Seawater sampler used by Karl and colleagues. Credit: DAVID KARL

Mechanisms of biogenic methane production have fallen under scrutiny. Until recently methane, a greenhouse gas second only to CO2 in its climatic importance, was thought to be produced exclusively by anaerobic bacteria living in oxygen-free environments like swamps, rice paddies and more curiously, the insides of termites. The discovery that methane may be produced in the oxygen-rich interior of plants, without the aid of bacteria, shattered this understanding (Nature 365, 187–191; 2006), and set in motion a fierce debate regarding the possibility of aerobic methane production (New Phytol. 175, 29–35; 2007, Environ. Sci. Technol. 42, 62–68; 2008).

On page 473 of this issue, Karl and colleagues add more fuel to the fire, suggesting that marine bacteria might produce significant amounts of methane in the oxygen-rich surface waters of the world's oceans. Their findings not only add to the debate on alternative aerobic pathways of methane production, but may help to resolve the long-lived 'oceanic methane paradox': the conundrum of persistent, inexplicably high methane concentrations in the oxic upper oceans.

Doubts about the fundamentals of methane production started to emerge in 2005, when a group of researchers used satellite data to chart tropospheric concentrations of this greenhouse gas on a global scale (Science 308, 1010–1014; 2005). The methane distribution map they created captured the biogenic plumes of methane rising up from paddy fields in China and the fossil-fuel derived methane pouring out of coal mines in the United States.
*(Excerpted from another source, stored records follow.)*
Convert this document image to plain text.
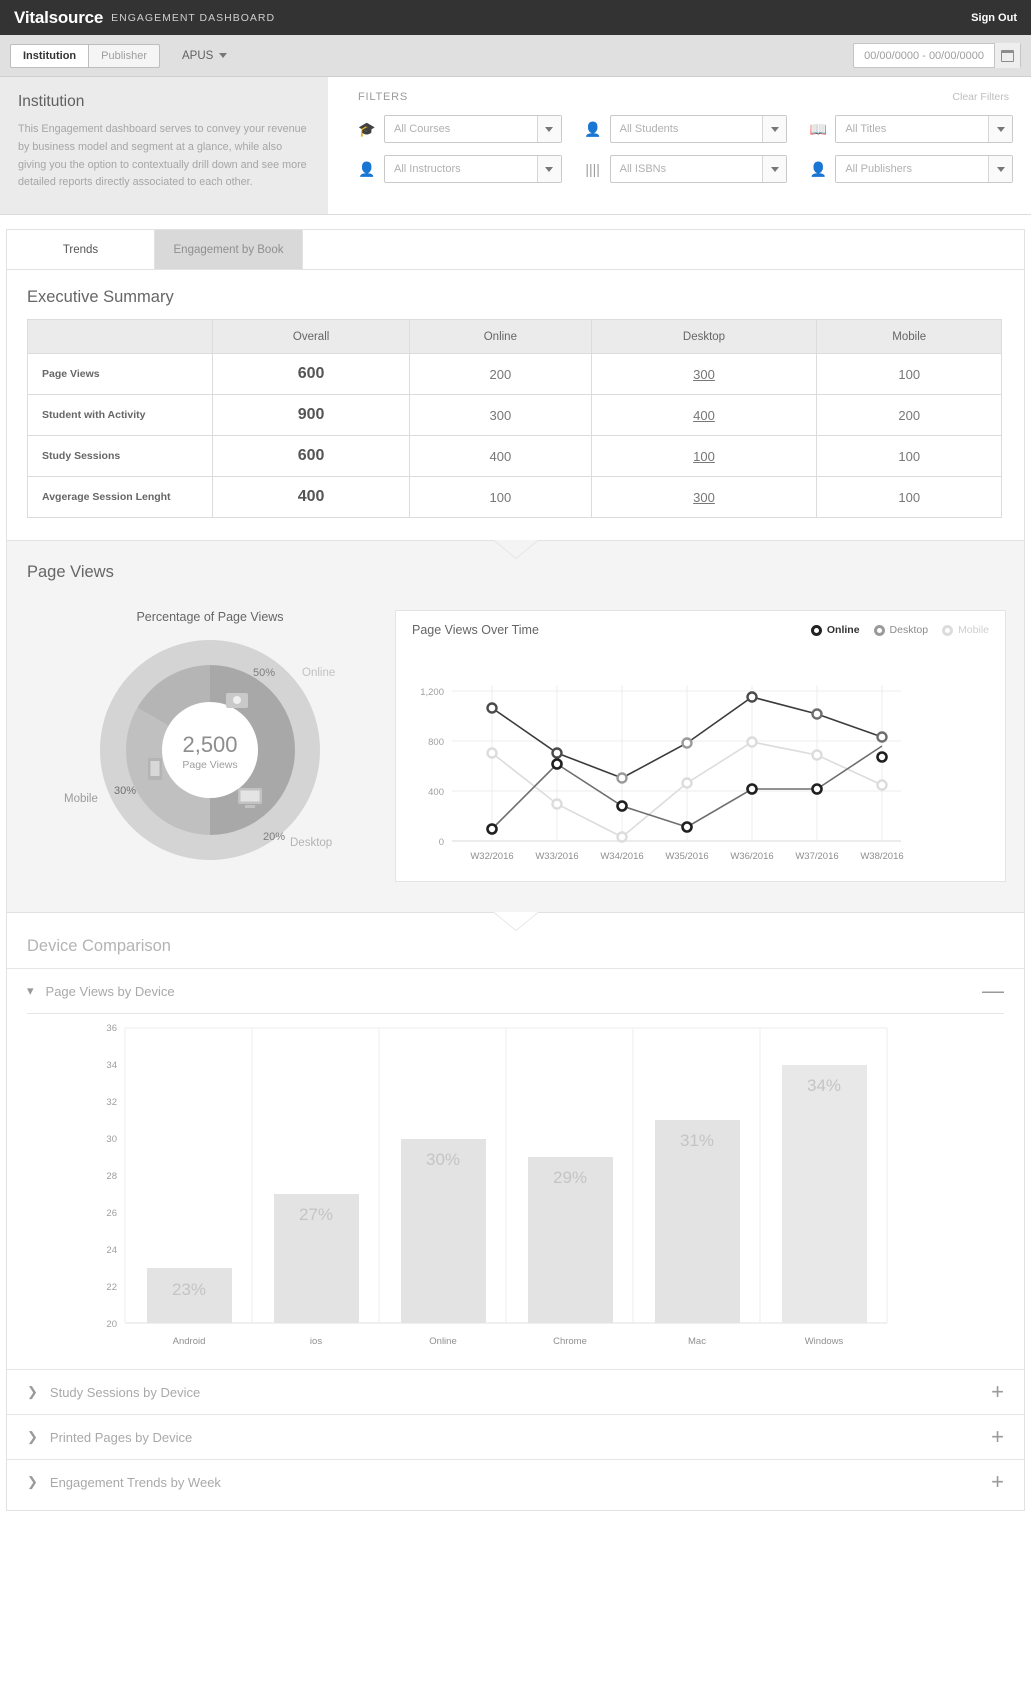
Vitalsource ENGAGEMENT DASHBOARD	Sign Out
Institution	Publisher	APUS	00/00/0000 - 00/00/0000
Institution

This Engagement dashboard serves to convey your revenue by business model and segment at a glance, while also giving you the option to contextually drill down and see more detailed reports directly associated to each other.

FILTERS	Clear Filters
🎓 All Courses	👤 All Students	📖 All Titles
👤 All Instructors	|||| All ISBNs	👤 All Publishers
Trends	Engagement by Book
Executive Summary
	Overall	Online	Desktop	Mobile
Page Views	600	200	300	100
Student with Activity	900	300	400	200
Study Sessions	600	400	100	100
Avgerage Session Lenght	400	100	300	100
Page Views
Percentage of Page Views
2,500
Page Views
50%
30%
20%
Online
Mobile
Desktop
Page Views Over Time	Online	Desktop	Mobile
1,200
800
400
0
W32/2016 W33/2016 W34/2016 W35/2016 W36/2016 W37/2016 W38/2016
Device Comparison
▾ Page Views by Device	—
36
34
32
30
28
26
24
22
20
23%
27%
30%
29%
31%
34%
Android	ios	Online	Chrome	Mac	Windows
❯ Study Sessions by Device	+
❯ Printed Pages by Device	+
❯ Engagement Trends by Week	+
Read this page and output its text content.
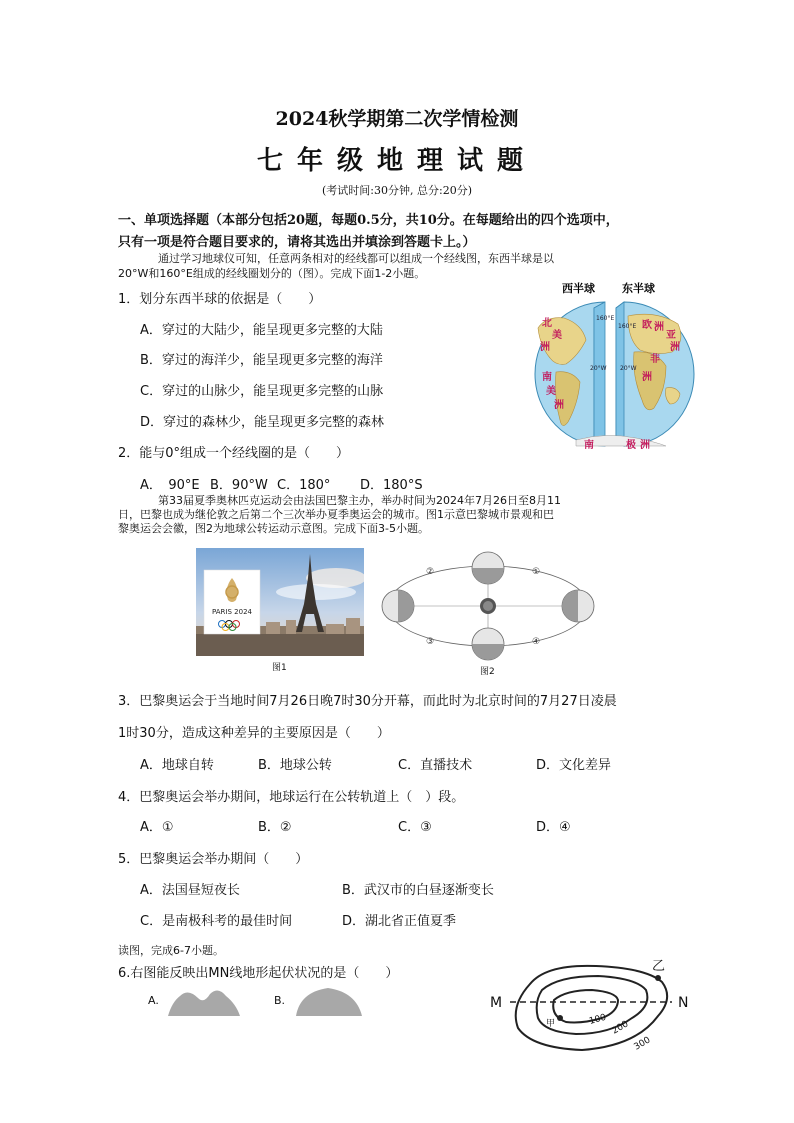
2024秋学期第二次学情检测
七年级地理试题
(考试时间:30分钟, 总分:20分)
一、单项选择题（本部分包括20题，每题0.5分，共10分。在每题给出的四个选项中，
只有一项是符合题目要求的，请将其选出并填涂到答题卡上。）
通过学习地球仪可知，任意两条相对的经线都可以组成一个经线图，东西半球是以
20°W和160°E组成的经线圈划分的（图）。完成下面1-2小题。
1．划分东西半球的依据是（　　）
A．穿过的大陆少，能呈现更多完整的大陆
B．穿过的海洋少，能呈现更多完整的海洋
C．穿过的山脉少，能呈现更多完整的山脉
D．穿过的森林少，能呈现更多完整的森林
西半球 东半球
160°E
160°E
20°W 20°W
北
美
洲
南
美
洲
欧 洲
亚
洲
非
洲
南	极 洲
2．能与0°组成一个经线圈的是（　　）
A．　90°E B．90°W C．180° D．180°S
第33届夏季奥林匹克运动会由法国巴黎主办，举办时间为2024年7月26日至8月11
日，巴黎也成为继伦敦之后第二个三次举办夏季奥运会的城市。图1示意巴黎城市景观和巴
黎奥运会会徽，图2为地球公转运动示意图。完成下面3-5小题。
PARIS 2024
图1
②	①
③	④
图2
3．巴黎奥运会于当地时间7月26日晚7时30分开幕，而此时为北京时间的7月27日凌晨
1时30分，造成这种差异的主要原因是（　　）
A．地球自转	B．地球公转	C．直播技术	D．文化差异
4．巴黎奥运会举办期间，地球运行在公转轨道上（　）段。
A．①	B．②	C．③	D．④
5．巴黎奥运会举办期间（　　）
A．法国昼短夜长	B．武汉市的白昼逐渐变长
C．是南极科考的最佳时间	D．湖北省正值夏季
读图，完成6-7小题。
6.右图能反映出MN线地形起伏状况的是（　　）
A.	B.	M	N
乙
甲	100 200
300
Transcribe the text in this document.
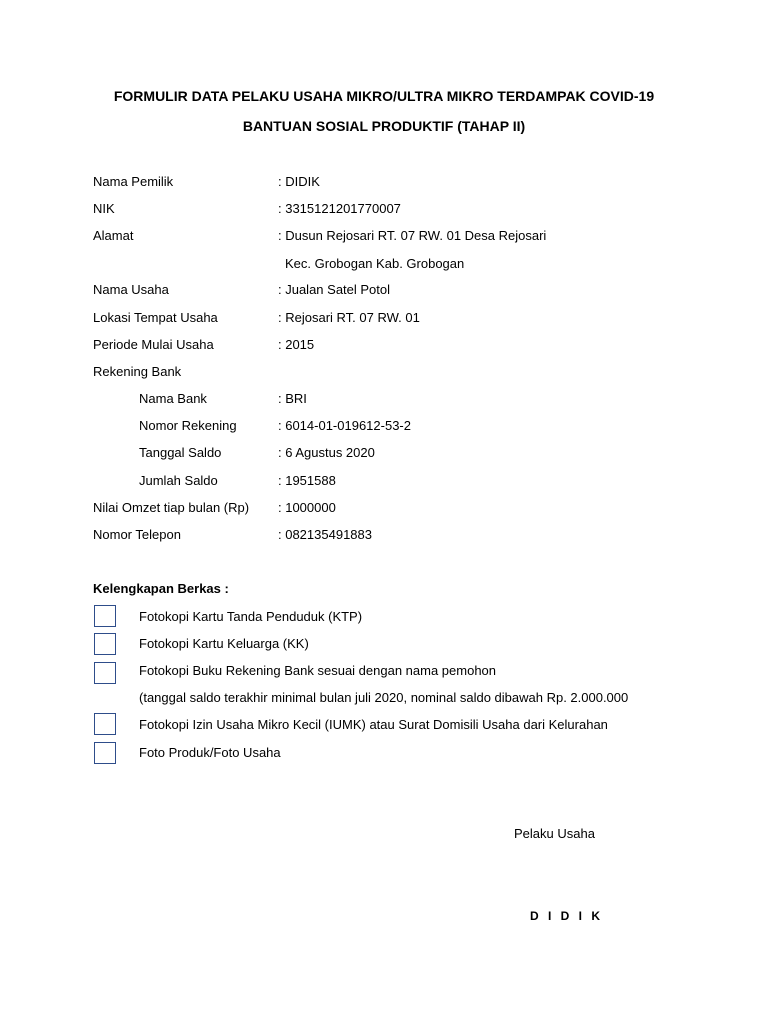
FORMULIR DATA PELAKU USAHA MIKRO/ULTRA MIKRO TERDAMPAK COVID-19
BANTUAN SOSIAL PRODUKTIF (TAHAP II)
Nama Pemilik	: DIDIK
NIK	: 3315121201770007
Alamat	: Dusun Rejosari RT. 07 RW. 01 Desa Rejosari
Kec. Grobogan Kab. Grobogan
Nama Usaha	: Jualan Satel Potol
Lokasi Tempat Usaha	: Rejosari RT. 07 RW. 01
Periode Mulai Usaha	: 2015
Rekening Bank
Nama Bank	: BRI
Nomor Rekening	: 6014-01-019612-53-2
Tanggal Saldo	: 6 Agustus 2020
Jumlah Saldo	: 1951588
Nilai Omzet tiap bulan (Rp) : 1000000
Nomor Telepon	: 082135491883
Kelengkapan Berkas :
Fotokopi Kartu Tanda Penduduk (KTP)
Fotokopi Kartu Keluarga (KK)
Fotokopi Buku Rekening Bank sesuai dengan nama pemohon
(tanggal saldo terakhir minimal bulan juli 2020, nominal saldo dibawah Rp. 2.000.000
Fotokopi Izin Usaha Mikro Kecil (IUMK) atau Surat Domisili Usaha dari Kelurahan
Foto Produk/Foto Usaha
Pelaku Usaha
D I D I K
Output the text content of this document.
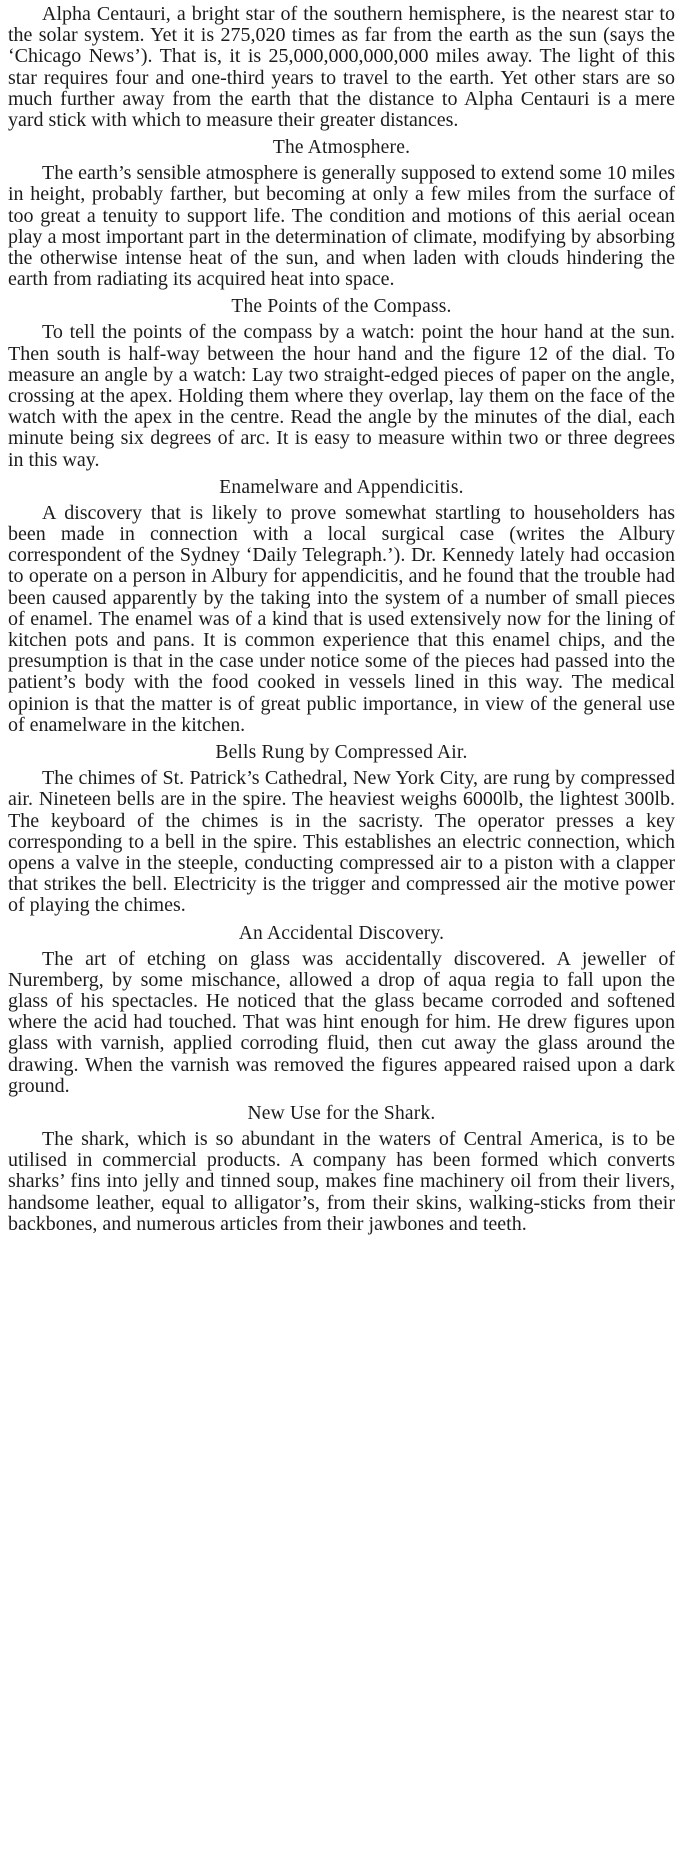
Alpha Centauri, a bright star of the southern hemisphere, is the nearest star to the solar system. Yet it is 275,020 times as far from the earth as the sun (says the ‘Chicago News’). That is, it is 25,000,000,000,000 miles away. The light of this star requires four and one-third years to travel to the earth. Yet other stars are so much further away from the earth that the distance to Alpha Centauri is a mere yard stick with which to measure their greater distances.

The Atmosphere.

The earth’s sensible atmosphere is generally supposed to extend some 10 miles in height, probably farther, but becoming at only a few miles from the surface of too great a tenuity to support life. The condition and motions of this aerial ocean play a most important part in the determination of climate, modifying by absorbing the otherwise intense heat of the sun, and when laden with clouds hindering the earth from radiating its acquired heat into space.

The Points of the Compass.

To tell the points of the compass by a watch: point the hour hand at the sun. Then south is half-way between the hour hand and the figure 12 of the dial. To measure an angle by a watch: Lay two straight-edged pieces of paper on the angle, crossing at the apex. Holding them where they overlap, lay them on the face of the watch with the apex in the centre. Read the angle by the minutes of the dial, each minute being six degrees of arc. It is easy to measure within two or three degrees in this way.

Enamelware and Appendicitis.

A discovery that is likely to prove somewhat startling to householders has been made in connection with a local surgical case (writes the Albury correspondent of the Sydney ‘Daily Telegraph.’). Dr. Kennedy lately had occasion to operate on a person in Albury for appendicitis, and he found that the trouble had been caused apparently by the taking into the system of a number of small pieces of enamel. The enamel was of a kind that is used extensively now for the lining of kitchen pots and pans. It is common experience that this enamel chips, and the presumption is that in the case under notice some of the pieces had passed into the patient’s body with the food cooked in vessels lined in this way. The medical opinion is that the matter is of great public importance, in view of the general use of enamelware in the kitchen.

Bells Rung by Compressed Air.

The chimes of St. Patrick’s Cathedral, New York City, are rung by compressed air. Nineteen bells are in the spire. The heaviest weighs 6000lb, the lightest 300lb. The keyboard of the chimes is in the sacristy. The operator presses a key corresponding to a bell in the spire. This establishes an electric connection, which opens a valve in the steeple, conducting compressed air to a piston with a clapper that strikes the bell. Electricity is the trigger and compressed air the motive power of playing the chimes.

An Accidental Discovery.

The art of etching on glass was accidentally discovered. A jeweller of Nuremberg, by some mischance, allowed a drop of aqua regia to fall upon the glass of his spectacles. He noticed that the glass became corroded and softened where the acid had touched. That was hint enough for him. He drew figures upon glass with varnish, applied corroding fluid, then cut away the glass around the drawing. When the varnish was removed the figures appeared raised upon a dark ground.

New Use for the Shark.

The shark, which is so abundant in the waters of Central America, is to be utilised in commercial products. A company has been formed which converts sharks’ fins into jelly and tinned soup, makes fine machinery oil from their livers, handsome leather, equal to alligator’s, from their skins, walking-sticks from their backbones, and numerous articles from their jawbones and teeth.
This was the world's methane emissions laid bare.

From this vantage point something striking emerged: levels of methane above the broadleaved evergreen forests of the tropics were significantly higher than expected. The origins of these methane emissions, which exceeded predictions by 4%, were a mystery, and suggested the presence of an as yet unidentified source.

Only a year later, the suggestion by Keppler and colleagues that terrestrial plants emit methane under aerobic physiological conditions (Nature 365, 187–191; 2006) presented a possible solution to this puzzle. Although the amount of methane emitted from individual plants was small, when scaled up to the global level emissions from plants were disconcertingly large, constituting approximately 10–30% of annual source strength. This astonishing proposal marked the beginning of a split between conventional wisdom and current thought.

Unsurprisingly, these findings shook the plant and climatic scientific communities and unleashed a throng of commentaries and rebuttals. If true, we will have to revise our understanding of methane production, reassess the palaeoclimatic records, redesign our climate models and try to understand how we could have missed such a potentially massive source. But before rushing into all this, one crucial question awaits an answer: what is the mechanism? Without a good idea of how plants actually produce methane, the findings stand on shaky ground.

Now, with the possibility of land-based aerobic methane emissions still hanging in the air, the debate is spreading to the oceans. But here, the suggestion of aerobic methane production comes with a mechanism: Karl and his group suggest that bacterial degradation of the phosphate-containing compound methylphosphonate generates methane as a by-product. The abundance of this compound in the surface waters of the world's oceans has yet to be determined, but the findings offer an explanation for the curiously high levels of methane in these oxygen-rich waters. Furthermore, a tentative link between climate warming, ocean stratification, nutrient availability and the activity of this marine methane production pathway suggests a potential positive feedback between ocean and climate.

It seems astonishing that up until two years ago even the most basic mechanisms of methane production were not understood. Had it not been for the work of Keppler, Karl and their groups we might still be in the dark as to the possibility of aerobic methane production on land and in the sea. Both studies highlight the tremendous importance of probing those curious anomalies that appear to defy explanation, such as the unexpectedly high methane concentrations above the world's tropical forests and in the oxic upper oceans.

The latest report from the Intergovernmental Panel on Climate Change stressed that we need a better understanding of the relationship between climate and today's industrially perturbed biogeochemical cycles. Understanding the significance of natural methane emissions for the world's methane budget is a first step in that direction and thus a matter of global concern.